I've seen too many of the people fighting with this or that one. They couldn't even go to the mailbox because they'd be talking about them and they'd be mad at them. They'd say, "Did you hear what she said?" It was awful. At least when I go down to the bottom of the hill people will wave to me. They don't say. "That [Jean] said this." That's the way I like it; stay out of their lives they stay out of mine.

“ I DON'T KNOW, I MUST HAVE A SIGN ON ME - I'M NOT ATTACHED, TRY TO PICK ME UP. I DON'T KNOW, YOU GET HIT ON SO MUCH AND PROPOSITIONED.”

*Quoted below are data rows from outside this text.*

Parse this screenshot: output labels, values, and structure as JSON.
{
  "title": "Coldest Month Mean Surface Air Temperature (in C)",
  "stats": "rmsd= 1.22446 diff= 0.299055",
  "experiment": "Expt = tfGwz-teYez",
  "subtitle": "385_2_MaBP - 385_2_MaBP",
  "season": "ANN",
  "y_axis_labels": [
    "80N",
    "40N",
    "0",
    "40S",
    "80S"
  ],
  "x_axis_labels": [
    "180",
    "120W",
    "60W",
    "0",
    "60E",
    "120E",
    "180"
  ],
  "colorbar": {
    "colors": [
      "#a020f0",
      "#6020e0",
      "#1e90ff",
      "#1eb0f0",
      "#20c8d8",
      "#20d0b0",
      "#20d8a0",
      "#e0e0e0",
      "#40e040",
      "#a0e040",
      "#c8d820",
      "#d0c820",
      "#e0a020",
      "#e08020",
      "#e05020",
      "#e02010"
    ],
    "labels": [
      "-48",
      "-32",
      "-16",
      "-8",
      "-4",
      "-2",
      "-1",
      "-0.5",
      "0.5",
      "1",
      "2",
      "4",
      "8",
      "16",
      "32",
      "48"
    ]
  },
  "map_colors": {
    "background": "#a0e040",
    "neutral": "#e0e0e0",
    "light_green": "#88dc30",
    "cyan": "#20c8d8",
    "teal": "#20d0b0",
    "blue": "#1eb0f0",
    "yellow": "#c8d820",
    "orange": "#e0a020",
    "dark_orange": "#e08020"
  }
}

Some women were also suspicious of their families. Women, brought up by mothers who hurt them, found it hard to trust other women. Many felt that their loneliness led them to become depressed, or as the women described it, have trouble with their "nerves."

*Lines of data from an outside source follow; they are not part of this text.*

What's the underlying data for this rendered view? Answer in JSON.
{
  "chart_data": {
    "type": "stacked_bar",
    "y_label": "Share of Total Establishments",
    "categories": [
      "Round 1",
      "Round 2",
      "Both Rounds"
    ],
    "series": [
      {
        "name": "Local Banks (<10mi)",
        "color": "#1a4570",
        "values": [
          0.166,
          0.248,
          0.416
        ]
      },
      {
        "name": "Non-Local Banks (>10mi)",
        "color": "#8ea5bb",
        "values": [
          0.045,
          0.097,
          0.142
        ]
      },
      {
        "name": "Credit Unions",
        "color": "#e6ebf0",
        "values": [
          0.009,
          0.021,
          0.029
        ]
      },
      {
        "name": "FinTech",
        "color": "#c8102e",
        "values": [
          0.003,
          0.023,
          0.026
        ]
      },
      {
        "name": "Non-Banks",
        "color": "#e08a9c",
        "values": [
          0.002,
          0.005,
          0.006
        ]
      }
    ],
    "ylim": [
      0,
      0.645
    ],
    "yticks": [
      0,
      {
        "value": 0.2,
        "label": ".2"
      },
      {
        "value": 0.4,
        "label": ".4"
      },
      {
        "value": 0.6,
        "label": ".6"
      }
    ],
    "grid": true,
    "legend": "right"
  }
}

It is not uncommon for women to be uprooted and relocated to be near their husband's job. Those women who had made friends lost touch with them when they moved into outlying places with their husbands. Some men increase women's isolation by discouraging them from leaving the house or meeting alone.

Further, when women divorced partners and moved again they sometimes lost any friends they had managed to find during that period. They are cut off from their old friends because of the belief that women alone are a threat, likely to steal another woman's husband. As Alice described:

Where I used to live there was about twelve families and all us girls would go back and forth for coffee. We were friends. When you become a divorced person you don't have that anymore, because somehow they seem to think you're not attached to any man anymore, so you might grab theirs.

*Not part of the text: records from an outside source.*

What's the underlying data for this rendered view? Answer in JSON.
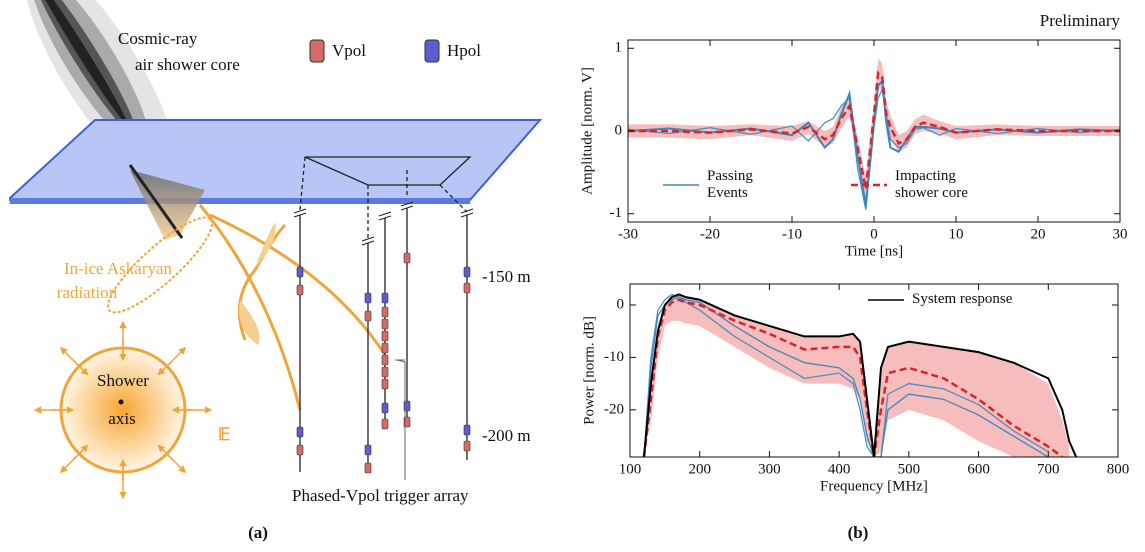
{
  "diagram": {
    "shower_label": [
      "Cosmic-ray",
      "air shower core"
    ],
    "legend": [
      "Vpol",
      "Hpol"
    ],
    "radiation_label": [
      "In-ice Askaryan",
      "radiation"
    ],
    "axis_label": [
      "Shower",
      "axis"
    ],
    "field_label": "𝔼",
    "depths": [
      "-150 m",
      "-200 m"
    ],
    "trigger_label": "Phased-Vpol trigger array"
  },
  "captions": [
    "(a)",
    "(b)"
  ],
  "chart_data": [
    {
      "type": "line",
      "annotation": "Preliminary",
      "x_label": "Time [ns]",
      "y_label": "Amplitude [norm. V]",
      "x": [
        -30,
        -25,
        -20,
        -15,
        -10,
        -8,
        -6,
        -5,
        -4,
        -3,
        -2,
        -1,
        0,
        0.5,
        1,
        1.5,
        2,
        3,
        4,
        5,
        6,
        8,
        10,
        15,
        20,
        25,
        30
      ],
      "series": [
        {
          "color": "#f4a6a6",
          "upper": [
            0.08,
            0.08,
            0.06,
            0.08,
            0.06,
            0.12,
            0,
            0.05,
            0.28,
            0.42,
            -0.08,
            -0.55,
            0.35,
            0.88,
            0.82,
            0.35,
            0.2,
            -0.05,
            0,
            0.14,
            0.2,
            0.12,
            0.06,
            0.08,
            0.06,
            0.06,
            0.06
          ],
          "lower": [
            -0.08,
            -0.08,
            -0.1,
            -0.05,
            -0.12,
            -0.03,
            -0.2,
            -0.15,
            0.03,
            0.18,
            -0.32,
            -0.85,
            0.05,
            0.52,
            0.48,
            0.05,
            -0.1,
            -0.25,
            -0.2,
            -0.04,
            0,
            -0.03,
            -0.1,
            -0.05,
            -0.06,
            -0.06,
            -0.06
          ]
        },
        {
          "color": "#4a90c2",
          "values": [
            0.02,
            -0.03,
            0.04,
            -0.04,
            0.06,
            -0.12,
            0.1,
            0.15,
            0.3,
            0.4,
            -0.45,
            -0.95,
            0.05,
            0.4,
            0.5,
            0.2,
            -0.1,
            -0.2,
            -0.15,
            0.02,
            0.04,
            -0.05,
            0.03,
            -0.03,
            0.03,
            -0.02,
            0.02
          ]
        },
        {
          "name": "Passing Events",
          "color": "#3a86bd",
          "values": [
            0,
            0.03,
            -0.02,
            0.03,
            -0.05,
            0.1,
            -0.2,
            -0.1,
            0.2,
            0.45,
            -0.3,
            -0.9,
            0.1,
            0.55,
            0.6,
            0.1,
            -0.2,
            -0.25,
            -0.1,
            0.05,
            0.05,
            0.03,
            -0.02,
            0.02,
            -0.02,
            0.02,
            0
          ]
        },
        {
          "name": "Impacting shower core",
          "color": "#d62728",
          "dash": true,
          "values": [
            0,
            0,
            -0.02,
            0.02,
            -0.03,
            0.05,
            -0.1,
            -0.05,
            0.15,
            0.3,
            -0.2,
            -0.7,
            0.2,
            0.7,
            0.65,
            0.2,
            0.05,
            -0.15,
            -0.1,
            0.05,
            0.1,
            0.05,
            -0.02,
            0.02,
            0,
            0,
            0
          ]
        }
      ],
      "xlim": [
        -30,
        30
      ],
      "xticks": [
        -30,
        -20,
        -10,
        0,
        10,
        20,
        30
      ],
      "ylim": [
        -1.1,
        1.1
      ],
      "yticks": [
        -1,
        0,
        1
      ]
    },
    {
      "type": "line",
      "x_label": "Frequency [MHz]",
      "y_label": "Power [norm. dB]",
      "x": [
        120,
        130,
        140,
        150,
        160,
        170,
        180,
        200,
        250,
        300,
        350,
        400,
        420,
        430,
        440,
        450,
        460,
        470,
        500,
        550,
        600,
        650,
        700,
        720,
        730,
        740
      ],
      "series": [
        {
          "color": "#f4a6a6",
          "upper": [
            -29,
            -14,
            -4,
            0,
            1.5,
            2,
            1.5,
            1,
            -2,
            -4,
            -6,
            -6,
            -5.5,
            -7,
            -18,
            -29,
            -12,
            -8,
            -7,
            -8,
            -9,
            -11,
            -15,
            -22,
            -27,
            null
          ],
          "lower": [
            -29,
            -22,
            -10,
            -4,
            -3,
            -3,
            -3.5,
            -4,
            -8,
            -12,
            -15,
            -15,
            -16,
            -18,
            -26,
            -29,
            -28,
            -22,
            -20,
            -22,
            -26,
            -29,
            -29,
            -29,
            -29,
            null
          ]
        },
        {
          "color": "#4a90c2",
          "values": [
            -29,
            -10,
            -1,
            1,
            2,
            1.5,
            0.5,
            -1,
            -6,
            -10,
            -14,
            -13,
            -15,
            -20,
            -27,
            -29,
            -29,
            -17,
            -15,
            -16,
            -19,
            -24,
            -28,
            null,
            null,
            null
          ]
        },
        {
          "color": "#3a86bd",
          "values": [
            -29,
            -12,
            -2,
            0,
            1,
            1.5,
            1,
            0.5,
            -4,
            -8,
            -11,
            -12,
            -14,
            -18,
            -25,
            -29,
            -29,
            -20,
            -17,
            -18,
            -21,
            -25,
            -29,
            null,
            null,
            null
          ]
        },
        {
          "color": "#d62728",
          "dash": true,
          "values": [
            -29,
            -18,
            -6,
            -1,
            0.5,
            1,
            0.5,
            0,
            -3,
            -5.5,
            -8.5,
            -8,
            -8,
            -10,
            -20,
            -29,
            -20,
            -13,
            -12,
            -14,
            -18,
            -23,
            -27,
            -29,
            null,
            null
          ]
        },
        {
          "name": "System response",
          "color": "#000000",
          "values": [
            -29,
            -15,
            -5,
            0,
            1.5,
            2,
            1.5,
            1,
            -2,
            -4,
            -6,
            -6,
            -5.5,
            -7,
            -18,
            -29,
            -12,
            -8,
            -7,
            -8,
            -9,
            -11,
            -14,
            -20,
            -26,
            -29
          ]
        }
      ],
      "xlim": [
        100,
        800
      ],
      "xticks": [
        100,
        200,
        300,
        400,
        500,
        600,
        700,
        800
      ],
      "ylim": [
        -29,
        4
      ],
      "yticks": [
        -20,
        -10,
        0
      ]
    }
  ]
}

Other than an occasional bingo game or church group, women lack a social place where they can go without a man. They want somewhere where they can feel comfortable alone, a place to chat with other women. They spoke about being hassled when they went to the tavern even when in a group:

I don't know, I must have a sign on me I'm not attached, try to pick me up. I don't know, you get hit on so much and propositioned.

Roberts (1976) has identified that when women are not with a partner, are seen as no man's property, therefore as "every man's prey" (p. 16). Neighbours accuse women of not caring for their children adequately when they go to the tavern. So, unlike men, women have nowhere to drop in and meet people:

There isn't a place where it's just a drop in for women like the tavern is for men. They can drop in for a cold beer on the way home from work. Can we do that? Talk about discrimination.

Jane explained:

I don't drink or smoke or anything so there's not many places to go if you don't do those [things].

Many programs, program workers and funders, saw time spent on social aspects as irrelevant, and an inappropriate use of time in a literacy or training program. Workers spoke of the need to curtail the chat and get down to work, and spoke disparagingly of those participants whom they felt were only in the program for a social time. But participants saw this chance to mix with other women as fundamental. It reduced their isolation and also made it easier to relax and seek help without embarrassment and so enhanced their learning. They were glad to get out of the house and to talk to other women or simply to get to know the woman who was their tutor so that she became a friend. Those who were in groups spoke of the group becoming like one big family. They enjoyed working together and helping each other, and they saw the opportunity to discover that their problems were experienced also by other women as particularly important.

Participating in the literacy program was a way of filling the time. Betty described saving her homework for that purpose:

I could have sat right down and did it all and had nothing to do for the rest of the time until next Thursday. Well I leave it, or I'll do it when I get bored, which is very often.

Mary said she would participate in the literacy program to give her something to do:

Well I said, it might give me something to do to occupy some time, I guess.

However, school work is not just a way of filling time. The social interaction is key for many women. Mary enjoyed the personal exchange with a woman about her own age. She did not think she would have the same experience with a man because the social dimension would have been different:

If it was a man that was talking about it with me, I would be uncomfortable. I don't think I would be able to do it.

When I asked what she got out of the lesson she told me how important it was "to have someone to chat with, to talk to." Her tutor comes twice a week and they do a lesson from the Laubach text and then they have tea and talk. The tutoring lesson does not however exhaust her need for social contact. I asked her if she would have preferred to do something that got her out of the house and meeting people and she simply said she would have liked to do something like that too.